How then did this abomination of a speculation (theory is not the right word, and I’d hesitate even to use hypothesis) about dinosaurs make it’s way into the media spotlight? Well clearly it sounded great (dinosaurs in water! all palaeontologists wrong!) and there was an article to support it, and the man in question clearly has ties to the media and knows which buttons to push.

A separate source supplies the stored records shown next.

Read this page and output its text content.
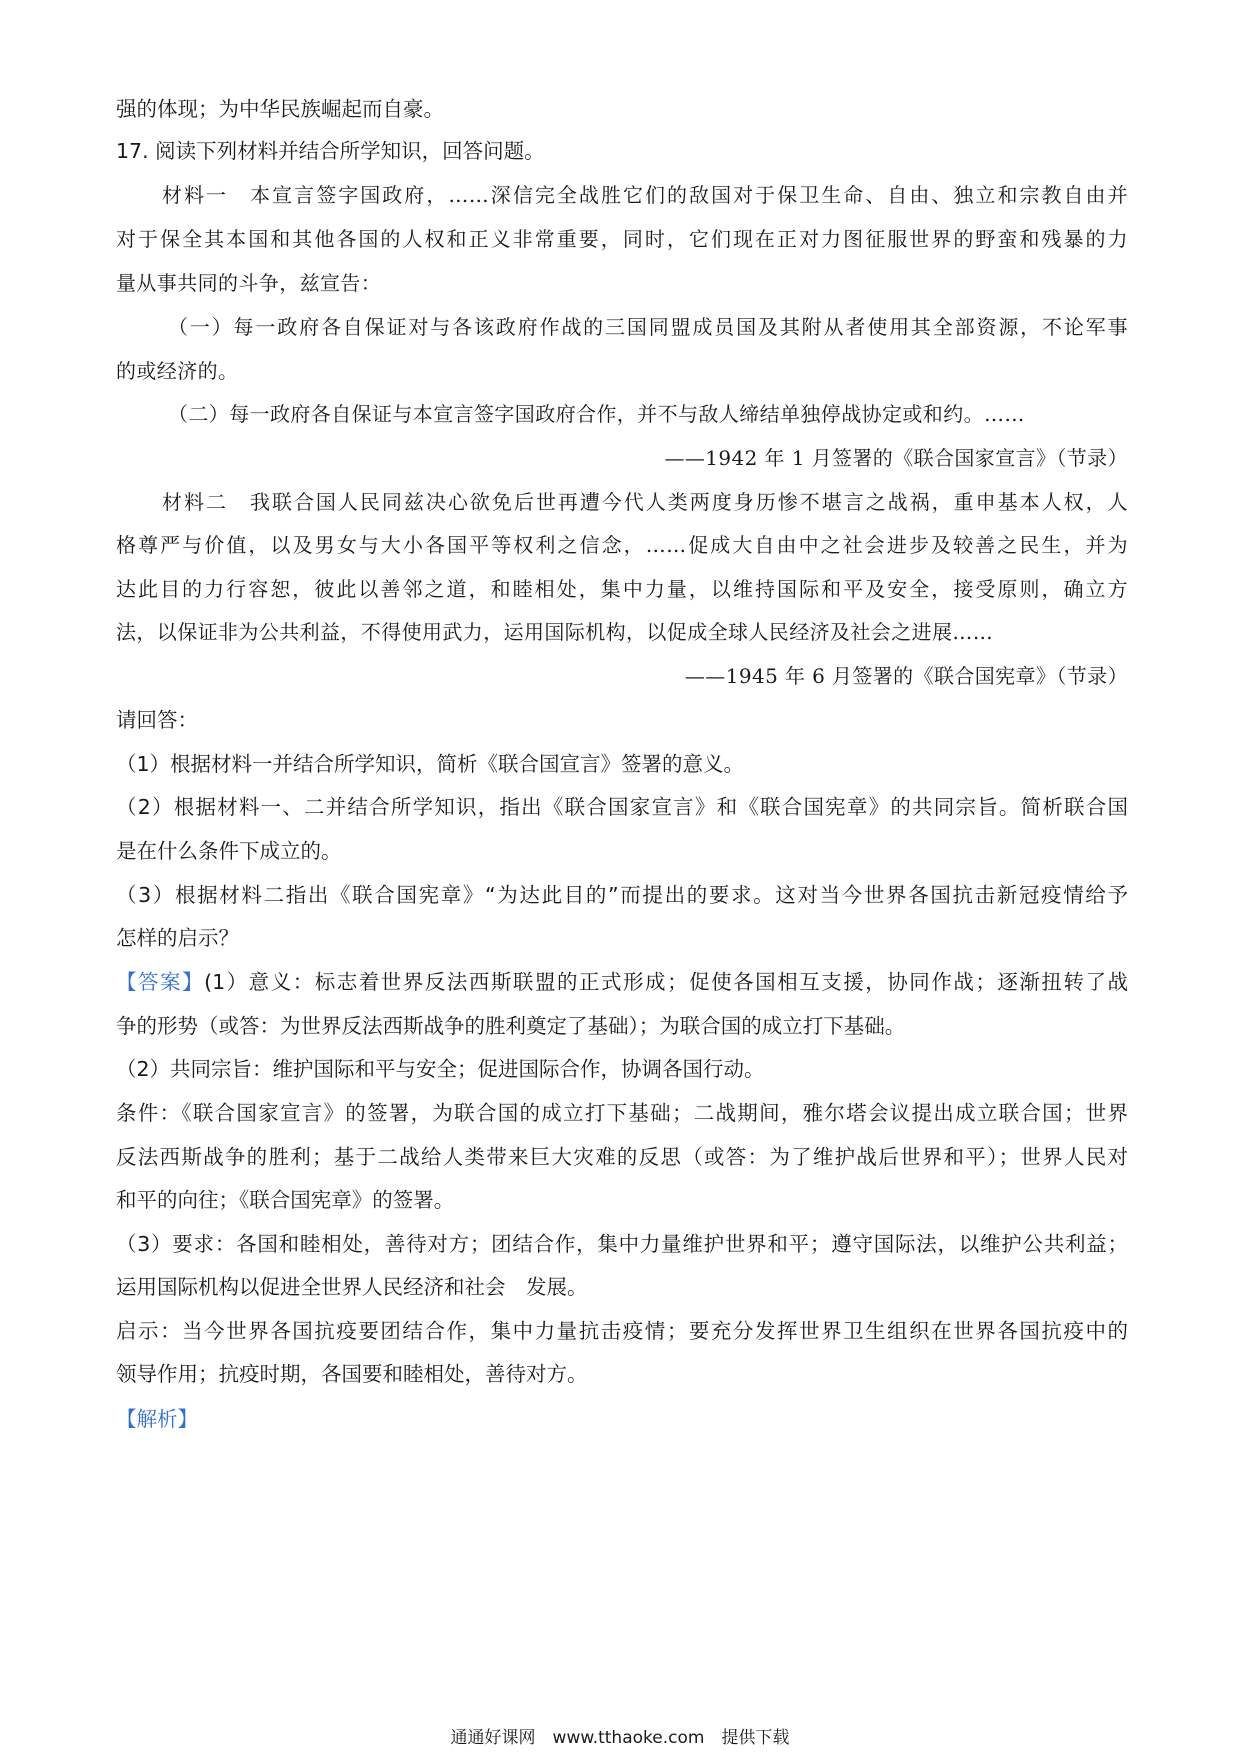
强的体现；为中华民族崛起而自豪。
17. 阅读下列材料并结合所学知识，回答问题。
材料一　本宣言签字国政府，……深信完全战胜它们的敌国对于保卫生命、自由、独立和宗教自由并
对于保全其本国和其他各国的人权和正义非常重要，同时，它们现在正对力图征服世界的野蛮和残暴的力
量从事共同的斗争，兹宣告：
（一）每一政府各自保证对与各该政府作战的三国同盟成员国及其附从者使用其全部资源，不论军事
的或经济的。
（二）每一政府各自保证与本宣言签字国政府合作，并不与敌人缔结单独停战协定或和约。……
——1942 年 1 月签署的《联合国家宣言》（节录）
材料二　我联合国人民同兹决心欲免后世再遭今代人类两度身历惨不堪言之战祸，重申基本人权，人
格尊严与价值，以及男女与大小各国平等权利之信念，……促成大自由中之社会进步及较善之民生，并为
达此目的力行容恕，彼此以善邻之道，和睦相处，集中力量，以维持国际和平及安全，接受原则，确立方
法，以保证非为公共利益，不得使用武力，运用国际机构，以促成全球人民经济及社会之进展……
——1945 年 6 月签署的《联合国宪章》（节录）
请回答：
（1）根据材料一并结合所学知识，简析《联合国宣言》签署的意义。
（2）根据材料一、二并结合所学知识，指出《联合国家宣言》和《联合国宪章》的共同宗旨。简析联合国
是在什么条件下成立的。
（3）根据材料二指出《联合国宪章》“为达此目的”而提出的要求。这对当今世界各国抗击新冠疫情给予
怎样的启示？
【答案】(1）意义：标志着世界反法西斯联盟的正式形成；促使各国相互支援，协同作战；逐渐扭转了战
争的形势（或答：为世界反法西斯战争的胜利奠定了基础）；为联合国的成立打下基础。
（2）共同宗旨：维护国际和平与安全；促进国际合作，协调各国行动。
条件：《联合国家宣言》的签署，为联合国的成立打下基础；二战期间，雅尔塔会议提出成立联合国；世界
反法西斯战争的胜利；基于二战给人类带来巨大灾难的反思（或答：为了维护战后世界和平）；世界人民对
和平的向往；《联合国宪章》的签署。
（3）要求：各国和睦相处，善待对方；团结合作，集中力量维护世界和平；遵守国际法，以维护公共利益；
运用国际机构以促进全世界人民经济和社会　发展。
启示：当今世界各国抗疫要团结合作，集中力量抗击疫情；要充分发挥世界卫生组织在世界各国抗疫中的
领导作用；抗疫时期，各国要和睦相处，善待对方。
【解析】
通通好课网　www.tthaoke.com　提供下载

However, after this, literally every part of it is tissue-thin in the extreme. The article is in a non-peer reviewed outlet (and not even a very well known one as far as I’m aware). The article contains absolutely no references or mentions of the scientific literature, contains no analyses or data, or even a strict laid out hypothesis and clear identification of what evidence would support it. The man behind this is a self-confessed non-expert, with no apparent qualifications or experience in the area at all (and there have been reports that he’s not even an expert or qualified in the areas he does claim) and obviously does have a track record of commenting or publishing on very disparate subjects well outside of microbiology.
So this is a non-reviewed piece of work, not even written as a paper, proffering no specific evidence or hypothesis, written by someone with no qualifications in the area, with a track record of discussing things outside their expertise. Presumably this is considered just as good as say, oh I don’t know, a peer-reviewed paper in Nature by numerous and experienced researchers, who carefully document all their data, analyses and results. Oh, it was. And by more than one media outlet. Hooray for journalism!